15. all the wells which his father's servants had digged . . . the Philistines had stopped, &c.--The same base stratagem for annoying those against whom they have taken an umbrage is practiced still by choking the wells with sand or stones, or defiling them with putrid carcasses.
17. valley of Gerar--torrent-bed or wady, a vast undulating plain, unoccupied and affording good pasture.
18-22. Isaac digged again the wells of water--The naming of wells by Abraham, and the hereditary right of his family to the property, the change of the names by the Philistines to obliterate the traces of their origin, the restoration of the names by Isaac, and the contests between the respective shepherds to the exclusive possession of the water, are circumstances that occur among the natives in those regions as frequently in the present day as in the time of Isaac.
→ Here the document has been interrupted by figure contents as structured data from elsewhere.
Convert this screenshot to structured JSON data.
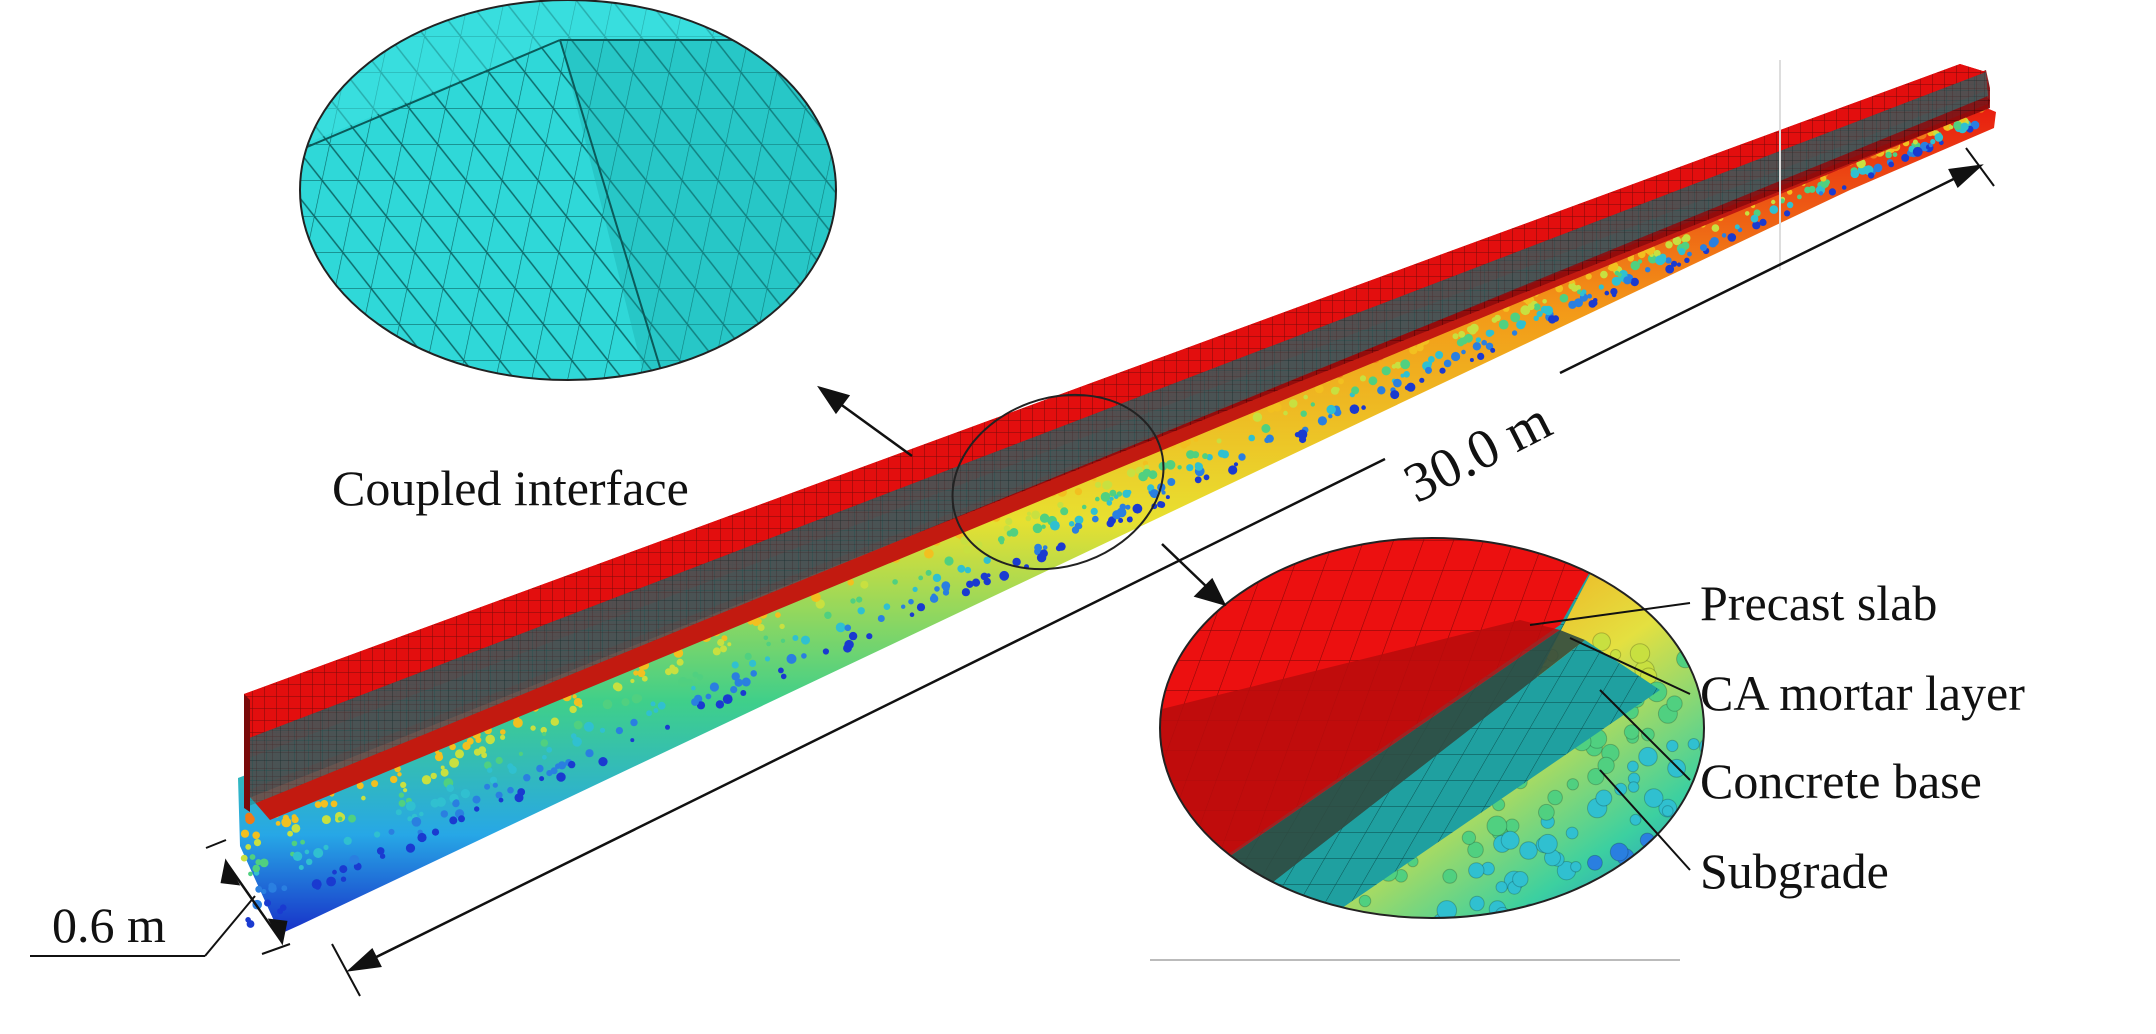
{
  "labels": {
    "coupled_interface": "Coupled interface",
    "length": "30.0 m",
    "width": "0.6 m",
    "precast_slab": "Precast slab",
    "ca_mortar": "CA mortar layer",
    "concrete_base": "Concrete base",
    "subgrade": "Subgrade"
  },
  "colors": {
    "slab": "#e10d0d",
    "slab_dark": "#5a0508",
    "mortar": "#26595a",
    "base": "#198c8c",
    "mesh_zoom": "#29d6d6"
  }
}
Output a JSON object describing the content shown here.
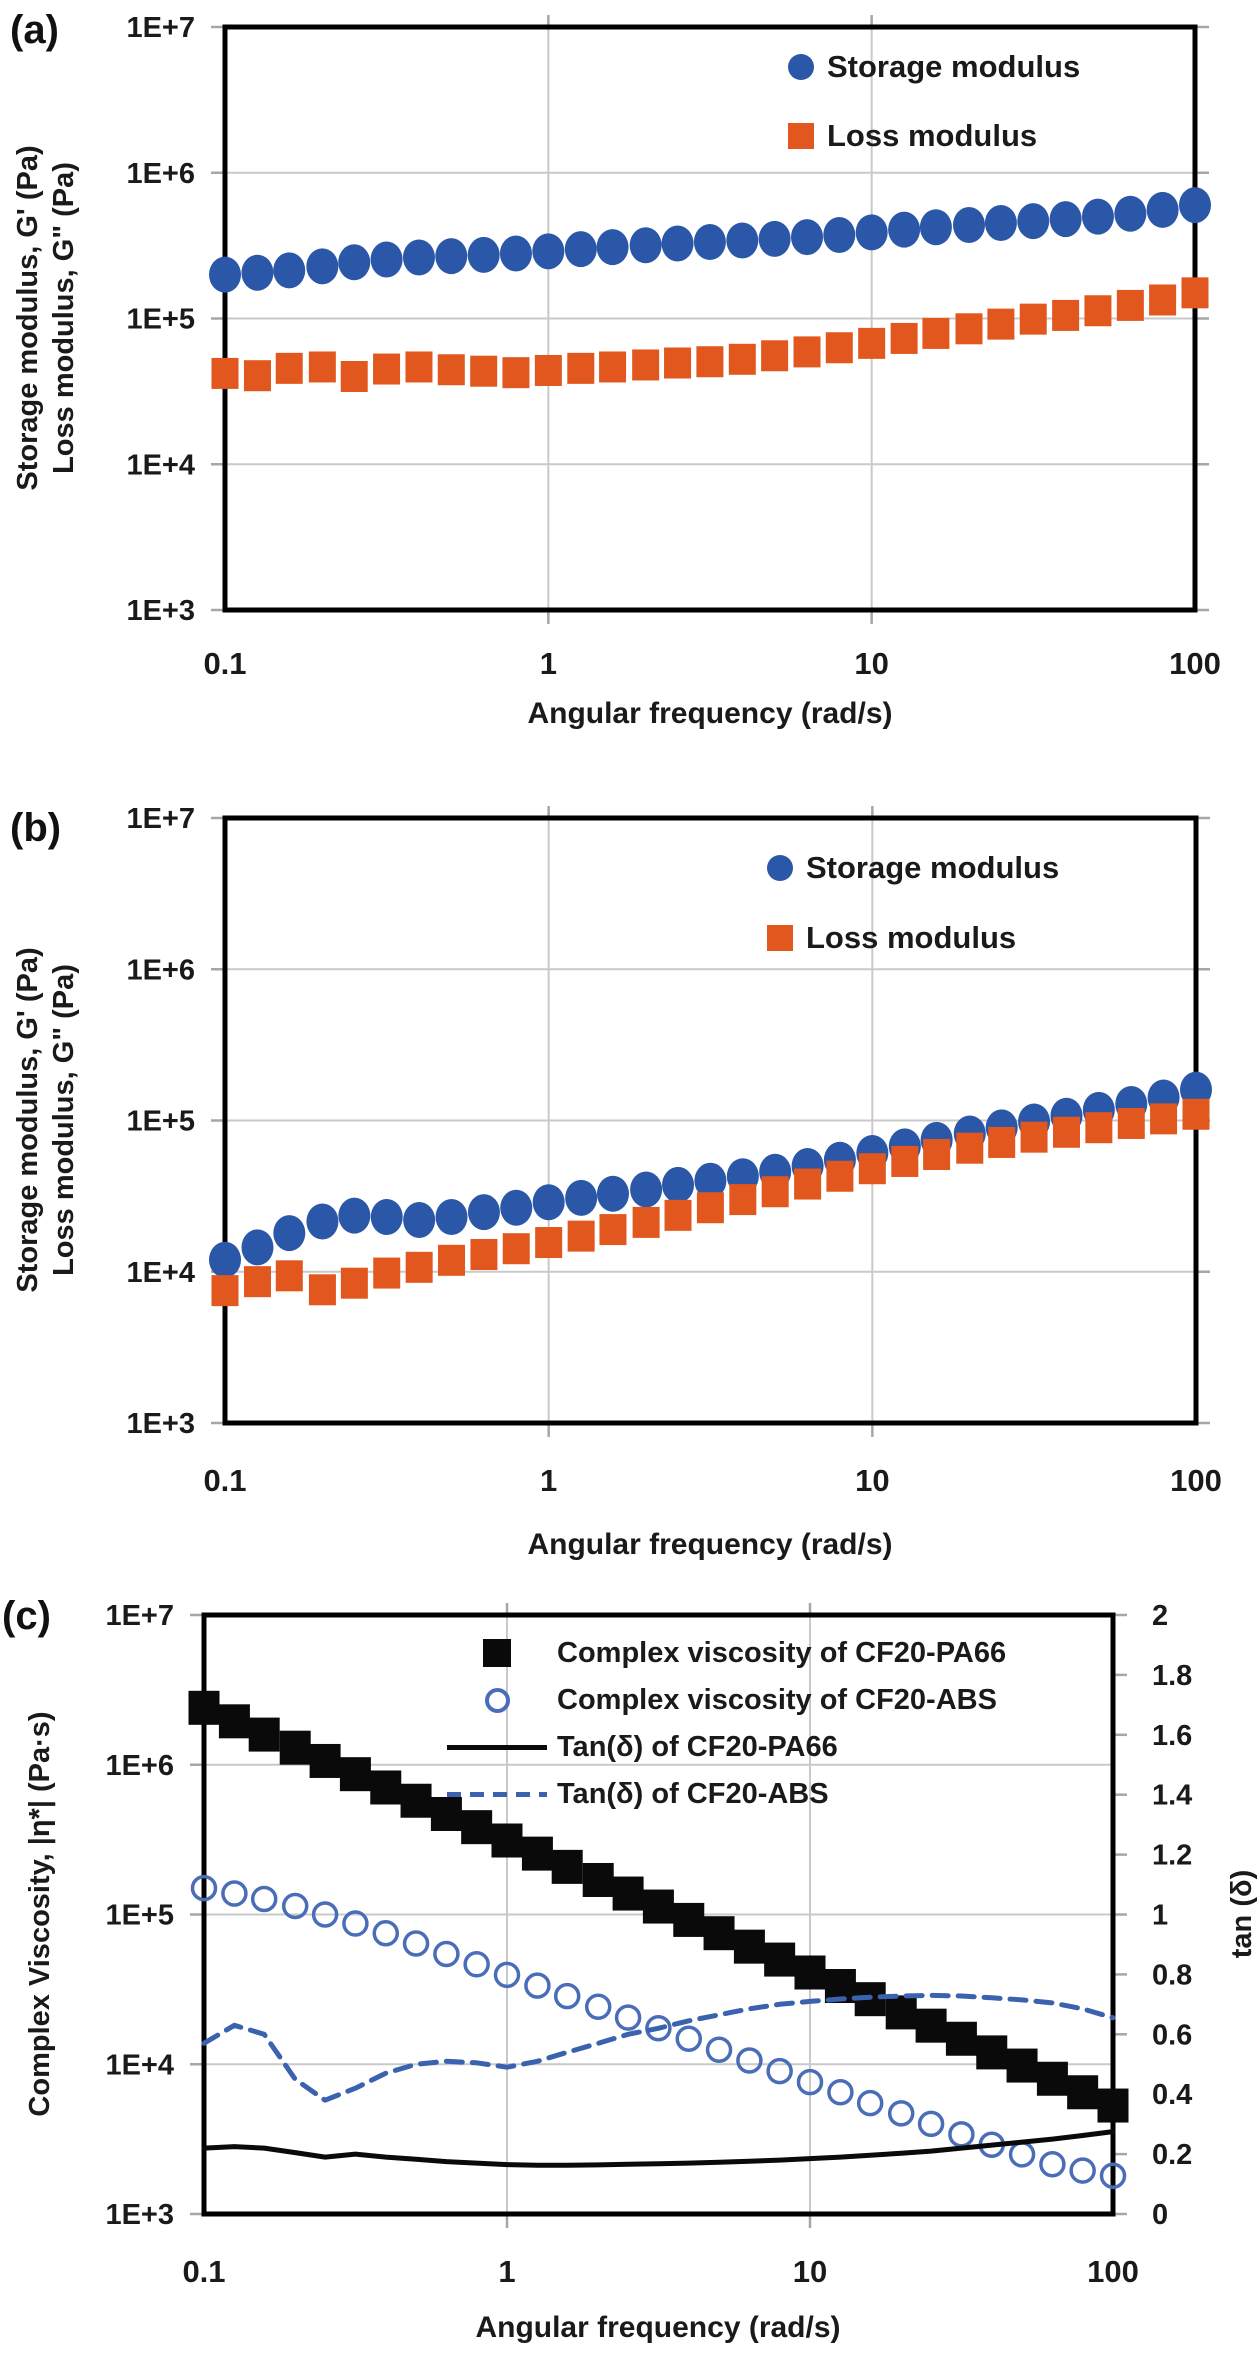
{
  "figure": {
    "background": "#ffffff",
    "frame_color": "#000000",
    "grid_color": "#c9c9c9",
    "text_color": "#1a1a1a"
  },
  "chart_data": [
    {
      "panel_label": "(a)",
      "type": "scatter",
      "xlabel": "Angular frequency (rad/s)",
      "ylabel_lines": [
        "Storage modulus, G' (Pa)",
        "Loss modulus, G\" (Pa)"
      ],
      "xscale": "log",
      "yscale": "log",
      "xlim": [
        0.1,
        100
      ],
      "ylim": [
        1000,
        10000000
      ],
      "x_ticks": [
        "0.1",
        "1",
        "10",
        "100"
      ],
      "y_ticks": [
        "1E+7",
        "1E+6",
        "1E+5",
        "1E+4",
        "1E+3"
      ],
      "grid": true,
      "legend_position": "top-right",
      "x": [
        0.1,
        0.126,
        0.158,
        0.2,
        0.251,
        0.316,
        0.398,
        0.501,
        0.631,
        0.794,
        1,
        1.26,
        1.58,
        2,
        2.51,
        3.16,
        3.98,
        5.01,
        6.31,
        7.94,
        10,
        12.6,
        15.8,
        20,
        25.1,
        31.6,
        39.8,
        50.1,
        63.1,
        79.4,
        100
      ],
      "series": [
        {
          "name": "Storage modulus",
          "kind": "scatter",
          "marker": "circle",
          "color": "#2b57a8",
          "values": [
            200000,
            206000,
            214000,
            228000,
            243000,
            254000,
            262000,
            268000,
            273000,
            279000,
            289000,
            299000,
            309000,
            318000,
            327000,
            335000,
            343000,
            352000,
            362000,
            374000,
            390000,
            407000,
            423000,
            438000,
            452000,
            466000,
            481000,
            500000,
            523000,
            556000,
            600000
          ]
        },
        {
          "name": "Loss modulus",
          "kind": "scatter",
          "marker": "square",
          "color": "#e2571d",
          "values": [
            42000,
            40500,
            45500,
            46500,
            40000,
            45000,
            46500,
            44500,
            43500,
            42500,
            44000,
            45500,
            46500,
            48000,
            49500,
            50500,
            52500,
            55500,
            59000,
            63000,
            67500,
            73000,
            79000,
            85000,
            91500,
            99000,
            105000,
            113000,
            123000,
            134000,
            150000
          ]
        }
      ]
    },
    {
      "panel_label": "(b)",
      "type": "scatter",
      "xlabel": "Angular frequency (rad/s)",
      "ylabel_lines": [
        "Storage modulus, G' (Pa)",
        "Loss modulus, G\" (Pa)"
      ],
      "xscale": "log",
      "yscale": "log",
      "xlim": [
        0.1,
        100
      ],
      "ylim": [
        1000,
        10000000
      ],
      "x_ticks": [
        "0.1",
        "1",
        "10",
        "100"
      ],
      "y_ticks": [
        "1E+7",
        "1E+6",
        "1E+5",
        "1E+4",
        "1E+3"
      ],
      "grid": true,
      "legend_position": "top-right",
      "x": [
        0.1,
        0.126,
        0.158,
        0.2,
        0.251,
        0.316,
        0.398,
        0.501,
        0.631,
        0.794,
        1,
        1.26,
        1.58,
        2,
        2.51,
        3.16,
        3.98,
        5.01,
        6.31,
        7.94,
        10,
        12.6,
        15.8,
        20,
        25.1,
        31.6,
        39.8,
        50.1,
        63.1,
        79.4,
        100
      ],
      "series": [
        {
          "name": "Storage modulus",
          "kind": "scatter",
          "marker": "circle",
          "color": "#2b57a8",
          "values": [
            12000,
            14500,
            18000,
            21500,
            23500,
            23000,
            22000,
            23000,
            24800,
            26500,
            28800,
            30800,
            32800,
            35000,
            37500,
            40000,
            42800,
            45800,
            50000,
            55000,
            61000,
            67500,
            74500,
            82000,
            90000,
            98500,
            107500,
            117500,
            128500,
            142000,
            160000
          ]
        },
        {
          "name": "Loss modulus",
          "kind": "scatter",
          "marker": "square",
          "color": "#e2571d",
          "values": [
            7500,
            8600,
            9400,
            7600,
            8400,
            9800,
            10700,
            11900,
            13000,
            14200,
            15600,
            17200,
            19000,
            21200,
            23600,
            26500,
            30000,
            33800,
            38000,
            42800,
            48000,
            53600,
            59600,
            65600,
            71600,
            77600,
            83600,
            89600,
            95600,
            102500,
            110000
          ]
        }
      ]
    },
    {
      "panel_label": "(c)",
      "type": "scatter",
      "xlabel": "Angular frequency (rad/s)",
      "ylabel_lines": [
        "Complex Viscosity, |η*| (Pa·s)"
      ],
      "y2label": "tan (δ)",
      "xscale": "log",
      "yscale": "log",
      "y2scale": "linear",
      "xlim": [
        0.1,
        100
      ],
      "ylim": [
        1000,
        10000000
      ],
      "y2lim": [
        0,
        2
      ],
      "x_ticks": [
        "0.1",
        "1",
        "10",
        "100"
      ],
      "y_ticks": [
        "1E+7",
        "1E+6",
        "1E+5",
        "1E+4",
        "1E+3"
      ],
      "y2_ticks": [
        "2",
        "1.8",
        "1.6",
        "1.4",
        "1.2",
        "1",
        "0.8",
        "0.6",
        "0.4",
        "0.2",
        "0"
      ],
      "grid": true,
      "legend_position": "top",
      "x": [
        0.1,
        0.126,
        0.158,
        0.2,
        0.251,
        0.316,
        0.398,
        0.501,
        0.631,
        0.794,
        1,
        1.26,
        1.58,
        2,
        2.51,
        3.16,
        3.98,
        5.01,
        6.31,
        7.94,
        10,
        12.6,
        15.8,
        20,
        25.1,
        31.6,
        39.8,
        50.1,
        63.1,
        79.4,
        100
      ],
      "series": [
        {
          "name": "Complex viscosity of CF20-PA66",
          "kind": "scatter",
          "marker": "square-large",
          "color": "#0a0a0a",
          "values": [
            2400000,
            1950000,
            1590000,
            1300000,
            1060000,
            865000,
            705000,
            575000,
            469000,
            383000,
            312000,
            255000,
            208000,
            170000,
            138000,
            113000,
            92000,
            75000,
            61000,
            50000,
            41000,
            33300,
            27200,
            22200,
            18100,
            14800,
            12000,
            9800,
            8000,
            6500,
            5300
          ]
        },
        {
          "name": "Complex viscosity of CF20-ABS",
          "kind": "scatter",
          "marker": "circle-open",
          "color": "#4a6db8",
          "values": [
            150000,
            138000,
            127000,
            114000,
            100000,
            87000,
            75000,
            64000,
            54500,
            46500,
            39500,
            33500,
            28500,
            24200,
            20500,
            17400,
            14800,
            12500,
            10600,
            9000,
            7600,
            6500,
            5500,
            4700,
            4000,
            3400,
            2900,
            2500,
            2150,
            1950,
            1800
          ]
        },
        {
          "name": "Tan(δ) of CF20-PA66",
          "kind": "line",
          "dash": false,
          "axis": "y2",
          "color": "#0a0a0a",
          "values": [
            0.22,
            0.225,
            0.22,
            0.205,
            0.19,
            0.2,
            0.19,
            0.183,
            0.175,
            0.17,
            0.165,
            0.163,
            0.163,
            0.164,
            0.166,
            0.168,
            0.17,
            0.173,
            0.176,
            0.18,
            0.185,
            0.19,
            0.196,
            0.203,
            0.21,
            0.22,
            0.23,
            0.24,
            0.25,
            0.262,
            0.275
          ]
        },
        {
          "name": "Tan(δ) of CF20-ABS",
          "kind": "line",
          "dash": true,
          "axis": "y2",
          "color": "#3b62ae",
          "values": [
            0.57,
            0.63,
            0.6,
            0.45,
            0.38,
            0.42,
            0.47,
            0.5,
            0.51,
            0.505,
            0.49,
            0.51,
            0.54,
            0.57,
            0.6,
            0.62,
            0.645,
            0.665,
            0.685,
            0.7,
            0.71,
            0.718,
            0.724,
            0.728,
            0.73,
            0.728,
            0.722,
            0.715,
            0.705,
            0.685,
            0.655
          ]
        }
      ]
    }
  ]
}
26-33. Then Abimelech went to him--As there was a lapse of ninety years between the visit of Abraham and of Isaac, the Abimelech and Phichol spoken of must have been different persons' official titles. Here is another proof of the promise ( Genesis 12:2 ) being fulfilled, in an overture of peace being made to him by the king of Gerar. By whatever motive the proposal was dictated--whether fear of his growing power, or regret for the bad usage they had given him, the king and two of his courtiers paid a visit to the tent of Isaac ( Proverbs 16:7 ). His timid and passive temper had submitted to the annoyances of his rude neighbors; but now that they wish to renew the covenant, he evinces deep feeling at their conduct, and astonishment at their assurance, or artifice, in coming near him. Being, however, of a pacific disposition, Isaac forgave their offense, accepted their proposals, and treated them to the banquet by which the ratification of a covenant was usually crowned.
34. Esau . . . took to wife--If the pious feelings of Abraham recoiled from the idea of Isaac forming a matrimonial connection with a Canaanitish woman [ Genesis 24:3 ], that devout patriarch himself would be equally opposed to such a union on the part of his children; and we may easily imagine how much his pious heart was wounded, and the family peace destroyed, when his favorite but wayward son brought no less than two idolatrous wives among them--an additional proof that Esau neither desired the blessing nor dreaded the curse of God. These wives never gained the affections of his parents, and this estrangement was overruled by God for keeping the chosen family aloof from the dangers of heathen influence.